Sunday, April 7, 2013

Parenting In The Church

Have you ever wanted to be a teacher? Imagine the opportunity to shape young minds, to share knowledge and wisdom and see the reward of your students' great success. Sounds great in theory but it is more like trench warfare. What do you do with a classroom full of students who do not want to learn, who build walls and fail to see the importance of expanding their minds? So in reality, the greatest thing a teacher can ever achieve is to get his students to the point of wanting to learn. As soon as a teacher does that, he has equipped that student for the rest of his life. Is it better to give a fish or to teach how to fish? Is it better to give out knowledge or to teach how to gain knowledge?

The Church needs good teachers but the Word appears to make it a bit confusing. In one passage we are being chastised for not gaining enough maturity to be teachers and in another we are being told that we should not all assume to be teachers. The difference is the same difference between a school teacher and a parent.

There is no teacher more important or greater than a parent. Parents will teach their children to eat, walk, talk, sing, laugh, and share. Parents will teach the difference between what is good and what is bad and how to love. They teach them the foundations of life without an instruction book or curriculum. They do it with words and they do it by example. They teach as their parents'taught them. They teach the practical lessons of life. School teachers teach the formal education, which is also important but has a different nature and purpose. Sometimes school teachers end up teaching both because parents forget their responsibility.

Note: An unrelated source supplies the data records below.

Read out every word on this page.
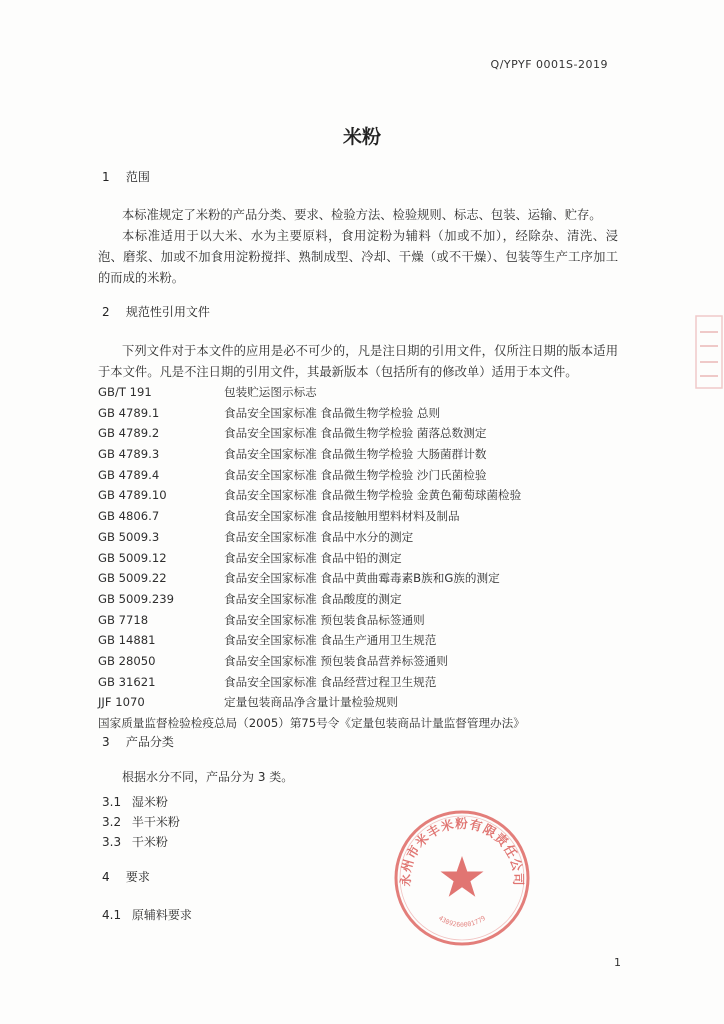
Q/YPYF 0001S-2019
米粉
1 范围

本标准规定了米粉的产品分类、要求、检验方法、检验规则、标志、包装、运输、贮存。

本标准适用于以大米、水为主要原料，食用淀粉为辅料（加或不加），经除杂、清洗、浸泡、磨浆、加或不加食用淀粉搅拌、熟制成型、冷却、干燥（或不干燥）、包装等生产工序加工的而成的米粉。

2 规范性引用文件

下列文件对于本文件的应用是必不可少的，凡是注日期的引用文件，仅所注日期的版本适用于本文件。凡是不注日期的引用文件，其最新版本（包括所有的修改单）适用于本文件。

GB/T 191	包装贮运图示标志
GB 4789.1	食品安全国家标准 食品微生物学检验 总则
GB 4789.2	食品安全国家标准 食品微生物学检验 菌落总数测定
GB 4789.3	食品安全国家标准 食品微生物学检验 大肠菌群计数
GB 4789.4	食品安全国家标准 食品微生物学检验 沙门氏菌检验
GB 4789.10	食品安全国家标准 食品微生物学检验 金黄色葡萄球菌检验
GB 4806.7	食品安全国家标准 食品接触用塑料材料及制品
GB 5009.3	食品安全国家标准 食品中水分的测定
GB 5009.12	食品安全国家标准 食品中铅的测定
GB 5009.22	食品安全国家标准 食品中黄曲霉毒素B族和G族的测定
GB 5009.239	食品安全国家标准 食品酸度的测定
GB 7718	食品安全国家标准 预包装食品标签通则
GB 14881	食品安全国家标准 食品生产通用卫生规范
GB 28050	食品安全国家标准 预包装食品营养标签通则
GB 31621	食品安全国家标准 食品经营过程卫生规范
JJF 1070	定量包装商品净含量计量检验规则
国家质量监督检验检疫总局（2005）第75号令《定量包装商品计量监督管理办法》
3 产品分类
根据水分不同，产品分为 3 类。
3.1 湿米粉
3.2 半干米粉
3.3 干米粉
4 要求
4.1 原辅料要求
永州市米丰米粉有限责任公司
4309260001779
1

In the Church all of us are like parents. We demonstrate the foundational aspect of our walk with Jesus. New Christians watch our example, listen to our testimonies and see how life is lived in a practical manner. We have our formal teachers, who are very important, who explain the words and teach us about things like the importance of love, but how that is applied is seen in the example of the "parents".

That is why we read from James:

My friends, we should not all try to become teachers. In fact, teachers will be judged more strictly than others. (James 3:1, CEV)

These are those of the five-fold ministry, who have a special anointing for the task, and who are responsible for bringing to us our formal "education". We need them but not everyone should assume to be one. However, we are all parents and should have such a maturity that we set a good example of the "working out" of our salvation daily. This is why we read this correction in Hebrews:

By now you should have been teachers, but once again you need to be taught the simplest things about what God has said. You need milk instead of solid food. People who live on milk are like babies who don’t really know what is right. (Hebrews 5:12-13)

We need maturity to be a good parent. I think we all understand that a 6 year old would not make a good parent. Either would a 14 year old or 16 or even in many cases an 18 year old, because they have not yet gained maturity. That is not saying they are not mature as an 18 year old but parenting often takes more than an 18 year old's maturity.

Spiritual maturity does not work in the same way; it is not based on time. Spiritual maturity is based on surrender and obedience. It is based on faith and trust. It is based on our centeredness in Jesus. This is important for church leadership to understand as well.

In his description of what Christians should look like, Paul told Timothy:

They must be kind to everyone, and they must be good teachers and very patient. (2 Timothy 2:24b)

Every Christian is a teacher but not formally. Everyone of us should have such maturity that we teach as parents teach. Few parents sit down with a blackboard and draw out how the principle of walking works. Instead, with a great deal of patience, a parent takes the child's hand and helps them learn to walk by trying again, and again, and again. When that first step of independence is taken there is a great celebration, the video is shared with everyone and a parent brims with pride.

New Christians need just as much attention and care. They don't need formal instruction from us because they will get that from those called to do so. They need people who will take them by the hand and will demonstrate a consistent, practical walk with Jesus. That new Christian will stumble and fall and will need loving, patient hands to help them to their feet again. But there is no excuse for parents who are impatient, unkind and fail to demonstrate the practical living of God's Word. Every Christian should have maturity to be kind to everyone, to be good parent-teachers and to be very patient.

The only real question to ask ourselves is, have we reached the level of maturity to be a parent?